グレアム・ロードン「今季もっとも競争力のある週末だった」
チーム代表のグレアム・ロードンは、結果以上に内容面での前進を強調した。
「厳しいレースであっても、有益な学びを得られることはあるし、それが今週末から持ち帰れるものだ。全体として、今季ここまでで最も競争力のある週末だった」
「さらなるアップグレードを投入し、パフォーマンス面でももう一歩前進できた。実際にミッドフィールドのペースで戦うこともできていた。オペレーション面で改善すべき点があることも理解しているが、我々が行っていることはすべて初めての経験だ」
「ヨーロッパラウンドに向けて、その課題には対処していく。モナコはこれまでとはまったく異なる挑戦になるので、しっかり振り返り、立て直し、さらに強くなって戻ってきたい」
ペレス「大きな前進を感じている」
セルジオ・ペレスは、リタイアこそ喫したものの、マシンの進歩を実感していると語った。
「順調だったよ。もちろんスタート時のインターミディエイト選択は間違っていたが、どちらへ行くかは50対50だった」
「そこから挽回して争いに加わり、エステバンと戦い、ハースを抜いた後は良いペースもあった。

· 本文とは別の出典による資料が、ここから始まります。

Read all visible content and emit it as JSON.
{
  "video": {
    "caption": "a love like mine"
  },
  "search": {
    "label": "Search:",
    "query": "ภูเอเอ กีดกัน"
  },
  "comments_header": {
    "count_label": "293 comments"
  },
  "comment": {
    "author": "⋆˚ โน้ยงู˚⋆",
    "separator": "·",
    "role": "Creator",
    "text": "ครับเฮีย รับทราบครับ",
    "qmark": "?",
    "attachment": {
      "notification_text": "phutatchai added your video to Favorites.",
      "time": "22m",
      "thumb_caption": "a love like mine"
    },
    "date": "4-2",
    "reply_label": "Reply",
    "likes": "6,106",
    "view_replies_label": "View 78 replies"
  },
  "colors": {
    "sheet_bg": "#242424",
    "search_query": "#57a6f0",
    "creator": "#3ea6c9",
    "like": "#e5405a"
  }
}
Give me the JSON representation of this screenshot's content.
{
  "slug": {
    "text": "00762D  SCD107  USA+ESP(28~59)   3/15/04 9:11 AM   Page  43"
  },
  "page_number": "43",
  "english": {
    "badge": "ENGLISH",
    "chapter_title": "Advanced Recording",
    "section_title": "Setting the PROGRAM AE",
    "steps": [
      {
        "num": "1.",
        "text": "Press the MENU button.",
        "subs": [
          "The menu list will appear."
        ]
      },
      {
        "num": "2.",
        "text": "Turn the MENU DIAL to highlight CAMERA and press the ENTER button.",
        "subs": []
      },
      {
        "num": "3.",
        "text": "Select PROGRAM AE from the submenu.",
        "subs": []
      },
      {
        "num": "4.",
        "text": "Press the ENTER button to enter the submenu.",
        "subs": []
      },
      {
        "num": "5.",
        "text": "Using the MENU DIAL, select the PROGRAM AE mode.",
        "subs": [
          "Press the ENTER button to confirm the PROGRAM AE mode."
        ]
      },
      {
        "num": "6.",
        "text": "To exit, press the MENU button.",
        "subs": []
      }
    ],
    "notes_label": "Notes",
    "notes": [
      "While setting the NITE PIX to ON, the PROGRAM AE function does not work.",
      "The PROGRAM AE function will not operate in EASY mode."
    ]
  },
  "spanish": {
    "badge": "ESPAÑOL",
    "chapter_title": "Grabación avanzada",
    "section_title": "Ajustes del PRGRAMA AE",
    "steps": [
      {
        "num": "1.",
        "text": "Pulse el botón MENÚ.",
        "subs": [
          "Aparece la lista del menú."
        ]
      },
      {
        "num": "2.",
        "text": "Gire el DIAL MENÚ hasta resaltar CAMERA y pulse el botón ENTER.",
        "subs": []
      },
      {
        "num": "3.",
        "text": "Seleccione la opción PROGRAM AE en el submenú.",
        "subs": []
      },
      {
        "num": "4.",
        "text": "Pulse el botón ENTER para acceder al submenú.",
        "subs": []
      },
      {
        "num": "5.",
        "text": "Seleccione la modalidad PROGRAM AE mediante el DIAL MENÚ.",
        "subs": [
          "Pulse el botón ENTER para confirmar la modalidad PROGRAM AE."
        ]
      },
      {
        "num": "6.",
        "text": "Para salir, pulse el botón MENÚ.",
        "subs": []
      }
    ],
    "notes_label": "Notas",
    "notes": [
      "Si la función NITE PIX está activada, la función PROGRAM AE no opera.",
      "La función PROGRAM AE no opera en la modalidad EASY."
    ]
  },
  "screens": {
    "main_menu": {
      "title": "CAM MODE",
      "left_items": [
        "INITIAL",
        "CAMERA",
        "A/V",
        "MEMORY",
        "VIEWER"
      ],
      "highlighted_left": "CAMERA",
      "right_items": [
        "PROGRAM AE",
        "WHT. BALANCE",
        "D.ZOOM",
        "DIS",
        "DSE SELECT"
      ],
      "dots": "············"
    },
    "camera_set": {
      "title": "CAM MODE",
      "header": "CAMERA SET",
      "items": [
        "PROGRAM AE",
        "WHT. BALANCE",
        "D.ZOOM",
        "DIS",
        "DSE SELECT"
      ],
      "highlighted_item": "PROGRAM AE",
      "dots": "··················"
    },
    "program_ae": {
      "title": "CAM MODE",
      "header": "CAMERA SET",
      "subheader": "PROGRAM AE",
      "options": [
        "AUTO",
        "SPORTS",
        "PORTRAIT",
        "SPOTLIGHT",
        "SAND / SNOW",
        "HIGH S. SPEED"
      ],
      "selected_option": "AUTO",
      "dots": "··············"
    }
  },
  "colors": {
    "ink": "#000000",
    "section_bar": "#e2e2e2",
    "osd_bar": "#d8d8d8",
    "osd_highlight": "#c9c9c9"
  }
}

だが残念ながらサスペンションにトラブルが起きてリタイアせざるを得なかった」
「それでも、この週末はシーズン開幕以来もっとも競争力のある週末だったし、大きな前進を果たせた。ポジティブな要素はたくさんある。あとはオペレーション面を整理し、進歩を結果につなげていくだけだ」
ボッタス「少しずつ前進している」
バルテリ・ボッタスは、依然として課題は多いと認めつつも、チームの成長を強調した。
「長くて厳しい1日だった。バランスに本当に苦しんだ。レースを通してオーバーステアをまったく改善できず、それが最大の問題だったし、調査する必要がある」
「結果だけを見ると、進歩があまり見えないこともあるかもしれないが、改善しているのはクルマのペースだけではない。僕たちはあらゆる面で前進を続けている」
「少しずつだが確実に前へ進んでいるし、時間がかかることは最初から分かっていた。次のレースは2週間後なので、さらに一歩前進できることを願っている」
キャデラックF1は結果こそ無得点に終わったが、チーム首脳陣とドライバーの双方が“今季最高の競争力”を口にした週末となった。アップグレードによる前進も見え始めており、低速コースのモナコGPでさらなる改善を示せるかが注目される。